Jonathan Posthuma
Jonathan Posthuma (b. 1989) is a freelance composer and musician living in Saint Paul, Minnesota.
He recently received his Masters in Music Composition from the University of Wisconsin – Madison, where he studied with Stephen Dembski and Laura Schwendinger.
His orchestral work, Fili di Perle received 3rd Prize in the Karol Szymanowski International Composers Competition in Katowice, Poland and was premiered in March 2016. As part of his degree requirement, Jonathan composed and recorded, The God of Material Things, a song cycle for narrator, soloist, chorus, and orchestra, which sets the poetry of David Schelhaas, professor emeritus of Dordt College, where Jonathan studied composition privately with Luke Dahn while completing his Bachelors in Music Education. Other recent large ensemble works include An Isthmus Aubade, dedicated to Scott Teeple and the UW-Madison Wind Ensemble and premiered in April 2015 and Concerto Grosso No. 1 for strings, percussion, and piano, commissioned and premiered by the Madison Area Youth Orchestra and Clocks in Motion in June 2015.
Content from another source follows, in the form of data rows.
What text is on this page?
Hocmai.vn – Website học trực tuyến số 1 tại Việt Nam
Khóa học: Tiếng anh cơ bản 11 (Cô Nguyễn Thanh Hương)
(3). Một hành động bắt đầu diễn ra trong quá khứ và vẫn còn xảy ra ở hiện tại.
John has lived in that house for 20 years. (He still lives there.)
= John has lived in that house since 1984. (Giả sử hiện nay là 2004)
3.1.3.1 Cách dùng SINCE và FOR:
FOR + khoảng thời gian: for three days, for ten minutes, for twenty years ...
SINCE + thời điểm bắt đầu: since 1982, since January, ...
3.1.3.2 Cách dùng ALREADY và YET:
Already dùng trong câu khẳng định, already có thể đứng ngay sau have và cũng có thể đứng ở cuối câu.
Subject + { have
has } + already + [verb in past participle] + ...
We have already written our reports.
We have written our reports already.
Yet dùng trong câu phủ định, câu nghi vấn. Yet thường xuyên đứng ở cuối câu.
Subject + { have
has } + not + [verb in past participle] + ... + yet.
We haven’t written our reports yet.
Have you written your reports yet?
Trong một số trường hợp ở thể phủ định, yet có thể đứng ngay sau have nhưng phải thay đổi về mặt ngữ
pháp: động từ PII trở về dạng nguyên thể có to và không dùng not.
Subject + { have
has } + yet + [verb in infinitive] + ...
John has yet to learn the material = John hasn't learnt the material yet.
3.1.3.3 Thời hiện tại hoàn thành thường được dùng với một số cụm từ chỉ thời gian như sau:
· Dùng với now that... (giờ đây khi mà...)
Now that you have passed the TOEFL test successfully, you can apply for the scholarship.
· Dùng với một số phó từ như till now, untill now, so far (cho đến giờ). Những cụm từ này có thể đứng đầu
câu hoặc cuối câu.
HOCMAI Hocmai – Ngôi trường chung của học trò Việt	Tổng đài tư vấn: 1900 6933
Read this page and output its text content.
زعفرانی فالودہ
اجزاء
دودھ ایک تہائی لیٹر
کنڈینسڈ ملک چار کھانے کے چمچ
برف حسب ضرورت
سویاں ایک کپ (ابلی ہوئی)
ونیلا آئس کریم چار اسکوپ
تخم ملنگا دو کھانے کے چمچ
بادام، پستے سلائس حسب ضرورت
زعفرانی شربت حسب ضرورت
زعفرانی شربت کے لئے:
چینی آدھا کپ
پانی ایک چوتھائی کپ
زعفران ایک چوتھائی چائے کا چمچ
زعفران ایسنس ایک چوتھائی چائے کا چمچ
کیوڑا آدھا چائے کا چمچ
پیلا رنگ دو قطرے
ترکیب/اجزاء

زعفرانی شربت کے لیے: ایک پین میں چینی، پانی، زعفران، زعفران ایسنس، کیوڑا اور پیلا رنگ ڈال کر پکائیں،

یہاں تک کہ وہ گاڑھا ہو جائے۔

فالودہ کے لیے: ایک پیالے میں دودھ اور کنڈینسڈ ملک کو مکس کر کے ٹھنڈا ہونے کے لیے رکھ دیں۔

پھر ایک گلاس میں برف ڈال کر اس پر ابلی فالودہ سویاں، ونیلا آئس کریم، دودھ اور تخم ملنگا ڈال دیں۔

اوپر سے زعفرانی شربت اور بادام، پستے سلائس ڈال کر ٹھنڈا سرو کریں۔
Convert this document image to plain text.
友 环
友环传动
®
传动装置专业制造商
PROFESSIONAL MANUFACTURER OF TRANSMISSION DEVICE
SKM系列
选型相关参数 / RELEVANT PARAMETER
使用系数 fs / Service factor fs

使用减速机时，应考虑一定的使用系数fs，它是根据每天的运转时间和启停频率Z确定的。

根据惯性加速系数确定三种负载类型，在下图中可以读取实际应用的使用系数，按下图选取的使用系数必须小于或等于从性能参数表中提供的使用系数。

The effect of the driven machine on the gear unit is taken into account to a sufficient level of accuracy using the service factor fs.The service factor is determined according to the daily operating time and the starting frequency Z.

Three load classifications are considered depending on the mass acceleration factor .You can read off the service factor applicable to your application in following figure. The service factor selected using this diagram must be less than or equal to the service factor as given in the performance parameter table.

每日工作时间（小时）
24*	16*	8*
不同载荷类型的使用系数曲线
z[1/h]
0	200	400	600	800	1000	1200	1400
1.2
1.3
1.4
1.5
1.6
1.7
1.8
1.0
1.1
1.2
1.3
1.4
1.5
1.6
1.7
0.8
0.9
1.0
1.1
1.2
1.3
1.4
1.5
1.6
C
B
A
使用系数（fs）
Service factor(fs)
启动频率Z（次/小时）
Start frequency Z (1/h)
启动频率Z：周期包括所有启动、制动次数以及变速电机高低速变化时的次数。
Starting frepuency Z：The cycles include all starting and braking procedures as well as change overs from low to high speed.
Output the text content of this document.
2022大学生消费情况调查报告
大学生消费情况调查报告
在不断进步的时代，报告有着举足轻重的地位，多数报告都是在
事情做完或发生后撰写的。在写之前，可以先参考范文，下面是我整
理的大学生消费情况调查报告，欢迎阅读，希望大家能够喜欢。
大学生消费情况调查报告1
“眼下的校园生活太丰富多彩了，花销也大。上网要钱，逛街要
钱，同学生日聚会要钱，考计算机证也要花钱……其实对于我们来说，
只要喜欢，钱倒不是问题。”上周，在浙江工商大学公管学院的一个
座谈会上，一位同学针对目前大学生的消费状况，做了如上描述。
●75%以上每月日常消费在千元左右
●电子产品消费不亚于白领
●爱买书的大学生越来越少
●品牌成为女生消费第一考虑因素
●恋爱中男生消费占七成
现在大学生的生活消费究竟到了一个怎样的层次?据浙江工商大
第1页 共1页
In August 2017, he participated in the International Workshop of Orchestral Composition at the Federal University of Paraná, where the scherzo from his Chamber Symphony “Beams of Heaven” was premiered by the student orchestra. Among his other awards are 2011 BMI Student Composer Award for Five Studies for Piano: Two Pencils and a Hymnbook and an award for sound design from the Kennedy Center American College Theatre Festival for his incidental music for The Glass Menagerie.
Jonathan sings in two auditioned choirs in the Twin Cities: VocalEssence Chorus and Kantorei, and a few of his choral works have received premieres by these ensembles, including two composed for VocalEssence as part of their ReMix program, designed for emerging composers of choral music, which were premiered at the ACDA National Festival in March 2017 and at Minnesota’s ACDA Festival in November 2017.
Recently, he was selected as a participant for the inaugural Mostly Modern Festival, where selections from Paul Klee: Painted Songs, an ongoing collection of chamber works inspired by the visual art of Paul Klee were premiered in addition to a performance of two movements from his Chamber Symphony with the American Modern Orchestra.